[[Footnote 40]: Juan de Villagutierre Sotomayor, Historia de la Provincia de el Itza, passim (Madrid, 1701).]
THE QQUICHUA HERO-GOD VIRACOCHA.
VIRACOCHA AS THE FIRST CAUSE--HIS NAME, ILLA TICCI--QQUICHUA PRAYERS--OTHER NAMES AND TITLES OF VIRACOCHA--HIS WORSHIP A TRUE MONOTHEISM--THE MYTH OF THE FOUR BROTHERS--MYTH OF THE TWIN BROTHERS.
VIRACOCHA AS TUNAPA, HE WHO PERFECTS--VARIOUS INCIDENTS IN HIS LIFE--RELATION TO MANCO CAPAC--HE DISAPPEARS IN THE WEST.
VIRACOCHA RISES FROM LAKE TITICACA AND JOURNEYS TO THE WEST--DERIVATION OF HIS NAME--HE WAS REPRESENTED AS WHITE AND BEARDED--THE MYTH OF CON AND PACHACAMAC--CONTICE VIRACOCHA--PROPHECIES OF THE PERUVIAN SEERS--THE WHITE MEN CALLED VIRACOCHAS--SIMILARITIES TO AZTEC MYTHS.
The most majestic empire on this continent at the time of its discovery was that of the Incas. It extended along the Pacific, from the parallel of 2° north latitude to 20° south, and may be roughly said to have been 1500 miles in length, with an average width of 400 miles. The official and principal tongue was the Qquichua, the two other languages of importance being the Yunca, spoken by the coast tribes, and the Aymara, around Lake Titicaca and south of it. The latter, in phonetics and in many root-words, betrays a relationship to the Qquichua, but a remote one.
The Qquichuas were a race of considerable cultivation. They had a developed metrical system, and were especially fond of the drama. Several specimens of their poetical and dramatic compositions have been preserved, and indicate a correct taste. Although they did not possess a method of writing, they had various mnemonic aids, by which they were enabled to recall their verses and their historical traditions.

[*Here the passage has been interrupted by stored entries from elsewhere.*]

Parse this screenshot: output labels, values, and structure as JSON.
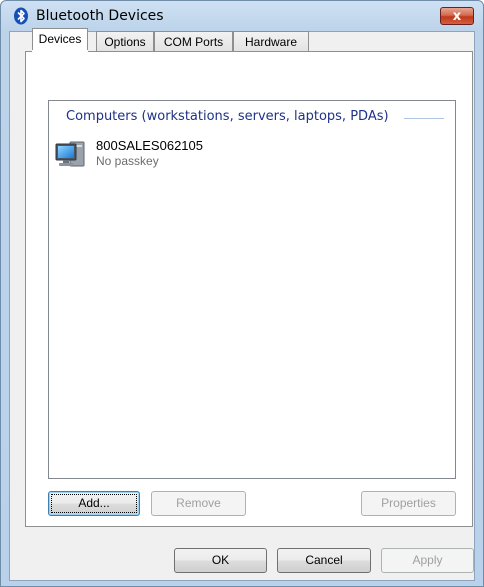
{
  "window": {
    "title": "Bluetooth Devices",
    "close_label": "x"
  },
  "tabs": [
    {
      "label": "Devices",
      "active": true
    },
    {
      "label": "Options",
      "active": false
    },
    {
      "label": "COM Ports",
      "active": false
    },
    {
      "label": "Hardware",
      "active": false
    }
  ],
  "device_list": {
    "group_header": "Computers (workstations, servers, laptops, PDAs)",
    "devices": [
      {
        "name": "800SALES062105",
        "status": "No passkey",
        "icon": "computer-icon"
      }
    ]
  },
  "panel_buttons": {
    "add": "Add...",
    "remove": "Remove",
    "properties": "Properties"
  },
  "dialog_buttons": {
    "ok": "OK",
    "cancel": "Cancel",
    "apply": "Apply"
  },
  "colors": {
    "group_header": "#1e3287",
    "titlebar": "#bcd3ea",
    "close_button": "#c0391c"
  }
}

In the mythology of the Qquichuas, and apparently also of the Aymaras, the leading figure is Viracocha. His august presence is in one cycle of legends that of Infinite Creator, the Primal Cause; in another he is the beneficent teacher and wise ruler; in other words, he too, like Quetzalcoatl and the others whom I have told about, is at one time God, at others the incarnation of God.
As the first cause and ground of all things, Viracocha's distinctive epithet was Ticci, the Cause, the Beginning, or Illa ticci, the Ancient Cause[1], the First Beginning, an endeavor in words to express the absolute priority of his essence and existence. He it was who had made and moulded the Sun and endowed it with a portion of his own divinity, to wit, the glory of its far-shining rays; he had formed the Moon and given her light, and set her in the heavens to rule over the waters and the winds, over the queens of the earth and the parturition of women; and it was still he, the great Viracocha, who had created the beautiful Chasca, the Aurora, the Dawn, goddess of all unspotted maidens like herself, her who in turn decked the fields and woods with flowers, whose time was the gloaming and the twilight, whose messengers were the fleecy clouds which sail through the sky, and who, when she shakes her clustering hair, drops noiselessly pearls of dew on the green grass fields.[2]